With graduation just around the corner, it’s time for Love Com to get serious… Well, as serious as Love Com ever gets.
Writer/Artist: Aya Nakahara
Translation: Pookie Rolf
Adaptation: Pookie Rolf
What They Say
Risa's life should be perfect. After all, she's finally dating the guy she loves. But Otani's never actually said that he loves her, and they don't even act like boyfriend and girlfriend. Wasn't dating supposed to fix all that? To make matters worse, graduation is looming and Risa's not sure she likes the way her future with Otani looks. Could this be the end of her love and their friendship?
When their class decides to have a rummage sale for the school festival, Risa and Otani are assigned as volunteers in their typical luckless fashion. And as expected, they end up in one of their spats, which is resolved in the usual quick fashion. After the pair enjoys their time at the school festival, the story moves on to the much more serious matter of college decisions. While the other two couples have already planned out how they’re going to stay in their respective relationships while separated by college, Risa doesn’t even know what Otani’s future plans are.
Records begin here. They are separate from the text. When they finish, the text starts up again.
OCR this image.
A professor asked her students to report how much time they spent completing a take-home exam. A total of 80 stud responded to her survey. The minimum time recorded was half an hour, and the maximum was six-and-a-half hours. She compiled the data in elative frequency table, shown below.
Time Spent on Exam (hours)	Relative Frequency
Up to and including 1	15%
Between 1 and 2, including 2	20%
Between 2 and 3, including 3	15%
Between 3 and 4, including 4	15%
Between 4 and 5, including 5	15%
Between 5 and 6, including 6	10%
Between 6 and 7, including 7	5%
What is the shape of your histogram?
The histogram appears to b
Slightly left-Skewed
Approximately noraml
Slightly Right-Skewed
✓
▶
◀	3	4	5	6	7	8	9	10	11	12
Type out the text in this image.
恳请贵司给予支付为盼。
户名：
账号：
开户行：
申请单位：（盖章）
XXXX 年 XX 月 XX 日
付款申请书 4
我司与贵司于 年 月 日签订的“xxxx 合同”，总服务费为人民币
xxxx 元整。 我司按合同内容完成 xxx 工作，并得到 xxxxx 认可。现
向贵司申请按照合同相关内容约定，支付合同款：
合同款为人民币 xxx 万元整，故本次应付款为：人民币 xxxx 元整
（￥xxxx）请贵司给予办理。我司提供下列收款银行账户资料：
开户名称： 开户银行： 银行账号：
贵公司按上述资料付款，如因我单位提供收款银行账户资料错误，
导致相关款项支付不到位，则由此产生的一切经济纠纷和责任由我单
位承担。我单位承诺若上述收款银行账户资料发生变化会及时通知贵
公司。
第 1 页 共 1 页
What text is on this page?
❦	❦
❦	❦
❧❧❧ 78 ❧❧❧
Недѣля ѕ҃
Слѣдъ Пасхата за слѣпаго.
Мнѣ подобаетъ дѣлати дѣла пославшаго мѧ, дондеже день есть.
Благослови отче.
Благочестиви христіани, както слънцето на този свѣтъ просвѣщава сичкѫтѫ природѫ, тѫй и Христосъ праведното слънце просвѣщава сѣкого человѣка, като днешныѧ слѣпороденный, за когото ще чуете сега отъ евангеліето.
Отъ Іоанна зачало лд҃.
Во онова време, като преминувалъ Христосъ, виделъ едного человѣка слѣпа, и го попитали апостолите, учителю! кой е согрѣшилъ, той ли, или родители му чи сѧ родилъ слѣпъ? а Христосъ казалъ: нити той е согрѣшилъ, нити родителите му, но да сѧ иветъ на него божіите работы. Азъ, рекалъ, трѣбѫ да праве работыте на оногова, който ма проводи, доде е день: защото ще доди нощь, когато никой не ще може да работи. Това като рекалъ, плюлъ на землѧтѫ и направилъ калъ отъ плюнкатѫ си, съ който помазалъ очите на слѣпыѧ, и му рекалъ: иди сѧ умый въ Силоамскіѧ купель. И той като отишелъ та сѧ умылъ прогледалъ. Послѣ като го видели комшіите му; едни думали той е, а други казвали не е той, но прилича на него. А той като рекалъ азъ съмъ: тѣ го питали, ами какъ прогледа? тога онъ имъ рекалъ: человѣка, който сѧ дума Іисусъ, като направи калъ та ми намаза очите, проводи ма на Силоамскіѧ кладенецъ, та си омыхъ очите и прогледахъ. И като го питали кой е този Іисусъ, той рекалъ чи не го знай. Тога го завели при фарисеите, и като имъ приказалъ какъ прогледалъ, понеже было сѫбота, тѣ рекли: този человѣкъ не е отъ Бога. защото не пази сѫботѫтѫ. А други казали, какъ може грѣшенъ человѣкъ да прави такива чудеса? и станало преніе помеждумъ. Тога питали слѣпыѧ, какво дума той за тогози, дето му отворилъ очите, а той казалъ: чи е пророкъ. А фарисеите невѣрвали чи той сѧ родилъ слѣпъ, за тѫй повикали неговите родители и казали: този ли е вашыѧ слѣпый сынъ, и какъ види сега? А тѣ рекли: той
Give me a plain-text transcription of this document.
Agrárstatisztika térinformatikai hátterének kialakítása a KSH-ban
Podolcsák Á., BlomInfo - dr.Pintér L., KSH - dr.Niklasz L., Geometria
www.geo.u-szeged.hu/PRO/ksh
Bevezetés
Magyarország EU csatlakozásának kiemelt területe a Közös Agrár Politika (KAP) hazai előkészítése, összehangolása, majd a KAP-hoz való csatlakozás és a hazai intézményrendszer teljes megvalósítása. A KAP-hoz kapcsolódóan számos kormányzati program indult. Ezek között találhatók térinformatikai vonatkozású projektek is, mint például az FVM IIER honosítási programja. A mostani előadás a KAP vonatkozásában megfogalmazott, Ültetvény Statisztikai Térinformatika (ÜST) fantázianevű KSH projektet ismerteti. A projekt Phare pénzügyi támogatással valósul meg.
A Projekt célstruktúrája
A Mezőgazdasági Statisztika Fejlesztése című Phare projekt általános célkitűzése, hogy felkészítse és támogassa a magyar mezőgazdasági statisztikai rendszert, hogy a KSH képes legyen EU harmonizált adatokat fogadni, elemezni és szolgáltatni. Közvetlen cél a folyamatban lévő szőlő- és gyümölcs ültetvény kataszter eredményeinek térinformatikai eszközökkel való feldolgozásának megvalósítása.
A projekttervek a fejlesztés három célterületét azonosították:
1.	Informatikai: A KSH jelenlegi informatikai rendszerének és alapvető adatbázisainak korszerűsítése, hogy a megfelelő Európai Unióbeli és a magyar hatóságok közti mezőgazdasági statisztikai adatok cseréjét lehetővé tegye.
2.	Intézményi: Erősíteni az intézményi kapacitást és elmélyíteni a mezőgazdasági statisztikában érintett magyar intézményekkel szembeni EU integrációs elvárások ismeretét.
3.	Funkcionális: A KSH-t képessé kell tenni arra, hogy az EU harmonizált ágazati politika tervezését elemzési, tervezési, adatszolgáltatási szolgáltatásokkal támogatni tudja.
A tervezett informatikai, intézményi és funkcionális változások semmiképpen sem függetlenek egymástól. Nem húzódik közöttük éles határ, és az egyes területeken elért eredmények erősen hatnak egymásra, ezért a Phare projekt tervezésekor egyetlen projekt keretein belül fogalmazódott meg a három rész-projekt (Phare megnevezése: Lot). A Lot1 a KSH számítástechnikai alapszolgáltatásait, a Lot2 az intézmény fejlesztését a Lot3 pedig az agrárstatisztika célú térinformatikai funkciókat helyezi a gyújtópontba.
She’s surprised to discover that he wants to go to a university and become a kindergarten teacher, while she never planned to do anything more than go to vocational school.
This volume reminds us just how far these characters have come from the first time that we saw them. Otani benefits the most from this turn of events, as he becomes determined to show his friends that he can indeed go on and get into a good college. Even his job choice seems perfect for his personality, although it takes a few pages to see. In addition, the scenes where all of his friends practically gang up on him and try to discourage him from applying may put him in the most sympathetic light we’ve ever seen.
On the other hand, Risa comes across less likable than she has in the past. Whereas all of her friends are thinking seriously about their futures, she’s happy to take the road of least resistance. Graduating from high school can be scary even in the US with its less rigorous entrance exams (just listen to the group tell Otani there’s no way he can go to a college, and then detail what will happen when he doesn’t), but Risa doesn’t seem to be afraid. She does give us an honest assessment of herself, saying that there’s no way she could have made it into college, but I just kept expecting more effort from her in that particular storyline. Her fear of being left behind is sweet and realistic, yet she doesn’t do anything to prevent it from happening.
Compared to past volumes, there are a few plot threads that are hinted at, but never fully introduced. The short, younger cook at Risa’s after school job is given enough of an introduction to make readers notice him, but he has yet to be given a real role. Risa may be content that Otani won’t leave her behind for now, but that is sure to change if the separation actually occurs, and the all-too-perfect plans of Naoki and Noboru practically beg to be disrupted some time in the future. This is probably the most important decision that the characters have made during the series’ run, so it’s appropriate that the tone of the series shifts in that direction. It’s just a shame that Risa’s spunky charm, one of the main draws of the series, seems to have disappeared.